Sementara di ruang tengah, Puri hanya duduk terdiam.
Ia menggenggam ujung baju tidurnya, merasa bersalah tapi juga bingung.
Hatinya masih trauma, namun ia sadar... mungkin ia juga telah melukai lelaki yang kini selalu ada untuknya.
Dalam senyap itu, dua hati kembali diuji oleh luka masa lalu dan batas kesabaran masa kini.
Yudha perlahan membuka pintu kamar mandi. Udara dingin dari lantai menyentuh kakinya saat ia melangkah keluar, rambutnya masih sedikit basah.
Ia terhenti seketika ketika melihat Puri tengah duduk di ujung tempat tidur, memandanginya dengan mata yang sulit dibaca antara bingung, bersalah, dan ragu.
Beberapa detik berlalu dalam keheningan. Hanya suara detik jam dinding yang terdengar.
"Maaf..." ucap Puri pelan, suaranya nyaris tak terdengar. Ia menunduk, menggenggam jari-jarinya sendiri.
"Aku kaget, Mas... bukan karena aku jijik atau benci... tapi karena aku belum siap."
Yudha berdiri diam, menatapnya. Hatinya masih remuk oleh penolakan tadi, tapi ia tahu, Puri bukan perempuan yang tega menyakiti.
"Aku ngerti," jawab Yudha akhirnya, suaranya datar tapi lembut.
"Aku terlalu berharap. Padahal mungkin kamu masih jauh dari siap nerima aku sebagai suami, apalagi sebagai laki-laki yang kamu cintai."
Puri mengangkat wajahnya, matanya berkaca-kaca.
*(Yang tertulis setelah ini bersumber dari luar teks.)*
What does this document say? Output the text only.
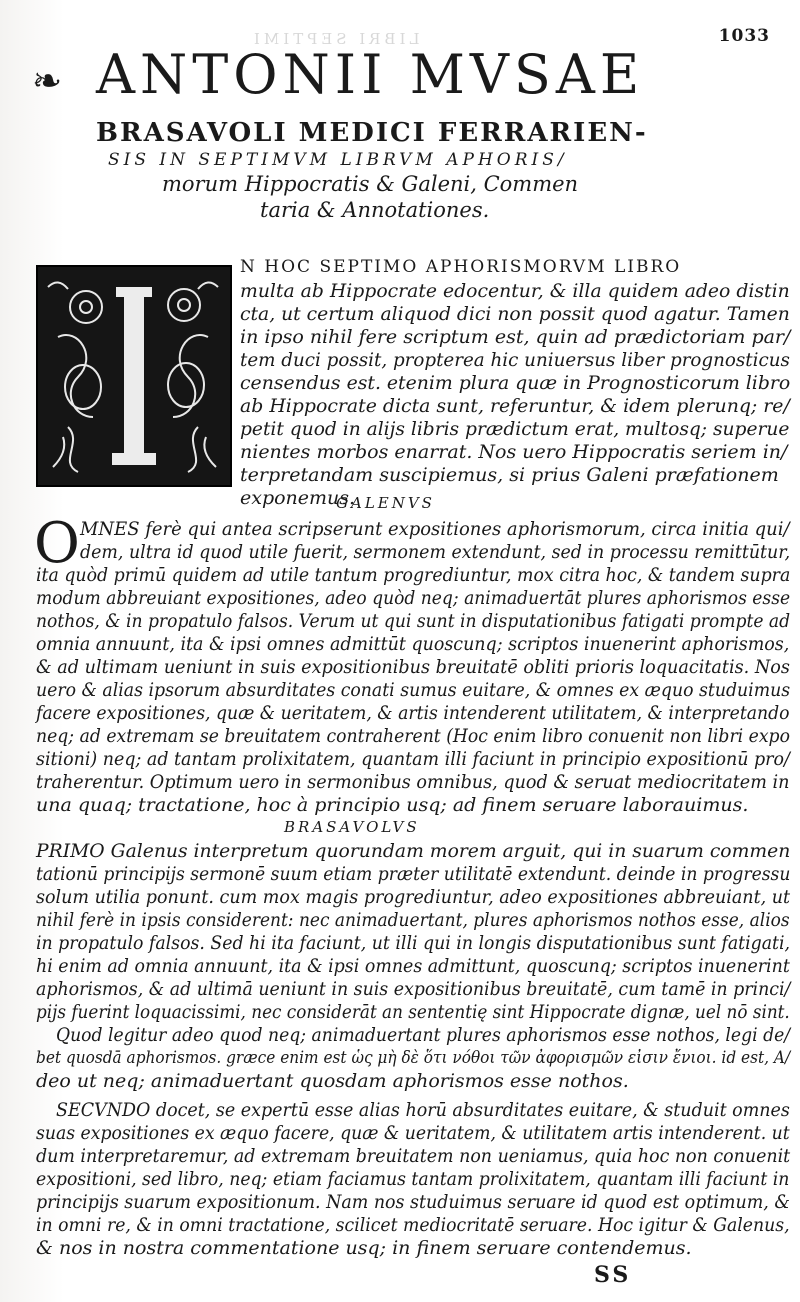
LIBRI SEPTIMI	1033
❧ ANTONII MVSAE
BRASAVOLI MEDICI FERRARIEN-
SIS IN SEPTIMVM LIBRVM APHORIS/
morum Hippocratis & Galeni, Commen
taria & Annotationes.
N HOC SEPTIMO APHORISMORVM LIBRO
multa ab Hippocrate edocentur, & illa quidem adeo distin
cta, ut certum aliquod dici non possit quod agatur. Tamen
in ipso nihil fere scriptum est, quin ad prædictoriam par/
tem duci possit, propterea hic uniuersus liber prognosticus
censendus est. etenim plura quæ in Prognosticorum libro
ab Hippocrate dicta sunt, referuntur, & idem plerunq; re/
petit quod in alijs libris prædictum erat, multosq; superue
nientes morbos enarrat. Nos uero Hippocratis seriem in/
terpretandam suscipiemus, si prius Galeni præfationem
exponemus.
GALENVS
O MNES ferè qui antea scripserunt expositiones aphorismorum, circa initia qui/
dem, ultra id quod utile fuerit, sermonem extendunt, sed in processu remittūtur,
ita quòd primū quidem ad utile tantum progrediuntur, mox citra hoc, & tandem supra
modum abbreuiant expositiones, adeo quòd neq; animaduertāt plures aphorismos esse
nothos, & in propatulo falsos. Verum ut qui sunt in disputationibus fatigati prompte ad
omnia annuunt, ita & ipsi omnes admittūt quoscunq; scriptos inuenerint aphorismos,
& ad ultimam ueniunt in suis expositionibus breuitatē obliti prioris loquacitatis. Nos
uero & alias ipsorum absurditates conati sumus euitare, & omnes ex æquo studuimus
facere expositiones, quæ & ueritatem, & artis intenderent utilitatem, & interpretando
neq; ad extremam se breuitatem contraherent (Hoc enim libro conuenit non libri expo
sitioni) neq; ad tantam prolixitatem, quantam illi faciunt in principio expositionū pro/
traherentur. Optimum uero in sermonibus omnibus, quod & seruat mediocritatem in
una quaq; tractatione, hoc à principio usq; ad finem seruare laborauimus.
BRASAVOLVS
PRIMO Galenus interpretum quorundam morem arguit, qui in suarum commen
tationū principijs sermonē suum etiam præter utilitatē extendunt. deinde in progressu
solum utilia ponunt. cum mox magis progrediuntur, adeo expositiones abbreuiant, ut
nihil ferè in ipsis considerent: nec animaduertant, plures aphorismos nothos esse, alios
in propatulo falsos. Sed hi ita faciunt, ut illi qui in longis disputationibus sunt fatigati,
hi enim ad omnia annuunt, ita & ipsi omnes admittunt, quoscunq; scriptos inuenerint
aphorismos, & ad ultimā ueniunt in suis expositionibus breuitatē, cum tamē in princi/
pijs fuerint loquacissimi, nec considerāt an sententię sint Hippocrate dignæ, uel nō sint.
Quod legitur adeo quod neq; animaduertant plures aphorismos esse nothos, legi de/
bet quosdā aphorismos. græce enim est ὡς μὴ δὲ ὅτι νόθοι τῶν ἀφορισμῶν εἰσιν ἔνιοι. id est, A/
deo ut neq; animaduertant quosdam aphorismos esse nothos.
SECVNDO docet, se expertū esse alias horū absurditates euitare, & studuit omnes
suas expositiones ex æquo facere, quæ & ueritatem, & utilitatem artis intenderent. ut
dum interpretaremur, ad extremam breuitatem non ueniamus, quia hoc non conuenit
expositioni, sed libro, neq; etiam faciamus tantam prolixitatem, quantam illi faciunt in
principijs suarum expositionum. Nam nos studuimus seruare id quod est optimum, &
in omni re, & in omni tractatione, scilicet mediocritatē seruare. Hoc igitur & Galenus,
& nos in nostra commentatione usq; in finem seruare contendemus.
SS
"Bukan berarti aku nggak mau coba... aku cuma takut mengecewakan kamu lagi. Hati aku... belum pulih sepenuhnya."
Yudha menghela napas panjang. Ia lalu mendekat, duduk perlahan di sampingnya tanpa menyentuh.
"Aku nikahi kamu bukan karena pengen langsung dicintai. Tapi karena aku pengen kamu nggak sedih lagi."
Yudha naik ke atas tempat tidur dan langsung mematikan lampu kamarnya.